Ce Rasit en question était la même personne que le directeur général de la police espagnole, Juan Cotino, avait signalé, avec d’autres, comme l’un des collaborateurs de Ben Laden. Le chef de la police disait alors : “Rasit recrutait les jeunes pour remplir les camps d’entraînement en Afghanistan”. Le profil du Marocain qui multiplie les nationalités et les faux documents se précise comme un sérieux activiste en mouvement sur le sol espagnol. Il serait aussi au centre d’autres recrutements visant cette fois le Maroc. Son lien avec Pierre Robert, qui connaissait les frères Benyaïch, est désormais clair étant donné que l’émir français a au moins une fois été en contact avec des hommes du chef du réseau espagnol, Abu Dahdah, aujourd’hui en instance de procès en Espagne.
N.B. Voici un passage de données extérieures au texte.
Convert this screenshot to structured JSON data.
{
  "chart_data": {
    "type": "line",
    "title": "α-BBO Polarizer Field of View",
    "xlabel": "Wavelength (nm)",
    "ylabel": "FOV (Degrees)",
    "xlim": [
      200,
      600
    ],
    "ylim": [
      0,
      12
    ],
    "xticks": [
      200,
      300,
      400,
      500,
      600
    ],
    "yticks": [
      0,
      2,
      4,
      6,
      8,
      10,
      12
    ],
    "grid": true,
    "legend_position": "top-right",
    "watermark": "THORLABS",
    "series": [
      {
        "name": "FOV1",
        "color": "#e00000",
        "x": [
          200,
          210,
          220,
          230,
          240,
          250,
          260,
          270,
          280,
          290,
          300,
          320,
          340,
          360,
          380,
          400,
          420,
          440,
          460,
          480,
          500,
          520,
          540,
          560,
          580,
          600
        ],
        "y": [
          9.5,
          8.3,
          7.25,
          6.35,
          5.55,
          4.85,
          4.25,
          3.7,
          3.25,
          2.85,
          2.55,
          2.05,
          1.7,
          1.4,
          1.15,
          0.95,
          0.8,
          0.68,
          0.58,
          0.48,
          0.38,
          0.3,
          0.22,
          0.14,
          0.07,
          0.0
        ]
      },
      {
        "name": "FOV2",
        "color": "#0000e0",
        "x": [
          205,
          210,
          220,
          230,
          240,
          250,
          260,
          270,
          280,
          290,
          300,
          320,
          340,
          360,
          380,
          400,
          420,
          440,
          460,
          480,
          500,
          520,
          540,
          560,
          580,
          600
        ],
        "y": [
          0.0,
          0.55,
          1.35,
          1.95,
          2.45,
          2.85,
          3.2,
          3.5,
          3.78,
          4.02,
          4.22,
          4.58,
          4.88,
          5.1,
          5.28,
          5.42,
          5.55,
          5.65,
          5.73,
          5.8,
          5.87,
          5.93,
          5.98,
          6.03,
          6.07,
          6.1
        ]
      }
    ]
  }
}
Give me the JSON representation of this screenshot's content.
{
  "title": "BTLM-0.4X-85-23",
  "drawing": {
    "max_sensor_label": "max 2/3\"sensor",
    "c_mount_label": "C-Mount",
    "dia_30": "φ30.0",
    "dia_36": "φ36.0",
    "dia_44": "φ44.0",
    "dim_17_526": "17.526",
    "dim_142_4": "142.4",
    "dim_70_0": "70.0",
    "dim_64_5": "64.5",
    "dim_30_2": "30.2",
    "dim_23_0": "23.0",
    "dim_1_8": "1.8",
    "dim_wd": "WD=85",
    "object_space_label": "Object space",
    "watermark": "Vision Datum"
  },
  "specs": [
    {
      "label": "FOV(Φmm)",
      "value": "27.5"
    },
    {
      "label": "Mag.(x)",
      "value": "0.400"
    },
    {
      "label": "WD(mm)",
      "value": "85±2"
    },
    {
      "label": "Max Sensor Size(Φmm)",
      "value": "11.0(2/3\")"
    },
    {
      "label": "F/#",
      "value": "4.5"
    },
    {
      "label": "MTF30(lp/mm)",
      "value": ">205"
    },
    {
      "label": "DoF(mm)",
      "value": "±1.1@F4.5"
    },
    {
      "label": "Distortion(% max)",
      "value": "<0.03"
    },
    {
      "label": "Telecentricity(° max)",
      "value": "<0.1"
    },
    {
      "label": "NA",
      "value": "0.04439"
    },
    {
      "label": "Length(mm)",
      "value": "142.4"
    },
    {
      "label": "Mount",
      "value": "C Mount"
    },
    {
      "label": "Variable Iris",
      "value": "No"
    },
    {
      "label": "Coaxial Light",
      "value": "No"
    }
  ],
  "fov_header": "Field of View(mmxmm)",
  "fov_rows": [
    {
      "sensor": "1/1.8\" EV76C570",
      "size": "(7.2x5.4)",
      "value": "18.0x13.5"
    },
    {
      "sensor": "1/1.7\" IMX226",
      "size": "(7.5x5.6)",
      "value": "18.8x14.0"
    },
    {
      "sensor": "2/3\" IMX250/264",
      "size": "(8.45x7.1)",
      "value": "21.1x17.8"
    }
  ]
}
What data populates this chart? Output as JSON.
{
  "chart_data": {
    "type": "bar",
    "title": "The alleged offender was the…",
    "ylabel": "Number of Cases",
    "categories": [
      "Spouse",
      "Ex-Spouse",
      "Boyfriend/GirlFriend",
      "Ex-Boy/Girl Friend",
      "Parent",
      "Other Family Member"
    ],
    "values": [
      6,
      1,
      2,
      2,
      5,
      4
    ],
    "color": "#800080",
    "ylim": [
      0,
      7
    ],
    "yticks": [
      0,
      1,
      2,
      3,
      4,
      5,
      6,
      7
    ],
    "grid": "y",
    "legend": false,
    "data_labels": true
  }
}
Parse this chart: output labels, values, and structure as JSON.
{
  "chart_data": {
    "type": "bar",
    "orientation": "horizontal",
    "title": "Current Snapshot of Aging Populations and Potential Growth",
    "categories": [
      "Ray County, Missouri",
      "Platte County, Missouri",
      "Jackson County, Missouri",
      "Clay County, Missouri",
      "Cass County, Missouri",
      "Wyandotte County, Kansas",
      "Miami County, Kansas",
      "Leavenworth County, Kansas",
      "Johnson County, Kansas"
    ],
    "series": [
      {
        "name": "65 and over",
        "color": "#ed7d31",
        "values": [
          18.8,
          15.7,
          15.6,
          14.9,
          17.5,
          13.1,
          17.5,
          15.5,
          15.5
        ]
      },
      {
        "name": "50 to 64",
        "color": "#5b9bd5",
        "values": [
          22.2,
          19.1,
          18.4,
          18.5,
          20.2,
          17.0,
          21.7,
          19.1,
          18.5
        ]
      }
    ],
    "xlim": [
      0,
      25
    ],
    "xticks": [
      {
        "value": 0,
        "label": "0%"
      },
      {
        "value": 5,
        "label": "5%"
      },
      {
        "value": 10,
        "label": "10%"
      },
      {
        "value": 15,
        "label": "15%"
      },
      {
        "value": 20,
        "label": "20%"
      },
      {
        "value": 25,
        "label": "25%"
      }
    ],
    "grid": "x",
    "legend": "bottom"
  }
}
Ceci vient corroborer les déclarations de la semaine dernière faites par le juge Garzon. Il dit clairement dans son rapport que ce dangereux activiste de Ben Laden, Salaheddine Benyaïch, vivait en Espagne et y préparait différentes actions pour le compte de la cellule espagnole avant d’ajouter que le même prévenu attend d’être jugé au Maroc pour son implication dans les attentats du 16 mai à Casablanca. Ceci nous pousse à interroger ce rapport dans ces allégations concernant la préparation des attentats du 16 mai par les mêmes hommes de la cellule espagnole qui a aussi été à la source de ceux du 11 septembre. Plus loin dans le rapport, il apparaît que dans le sillage des Marocains d’Al Qaïda espagnole gravitent tous les grands noms qui ont commis les attaques du 11 septembre 2001.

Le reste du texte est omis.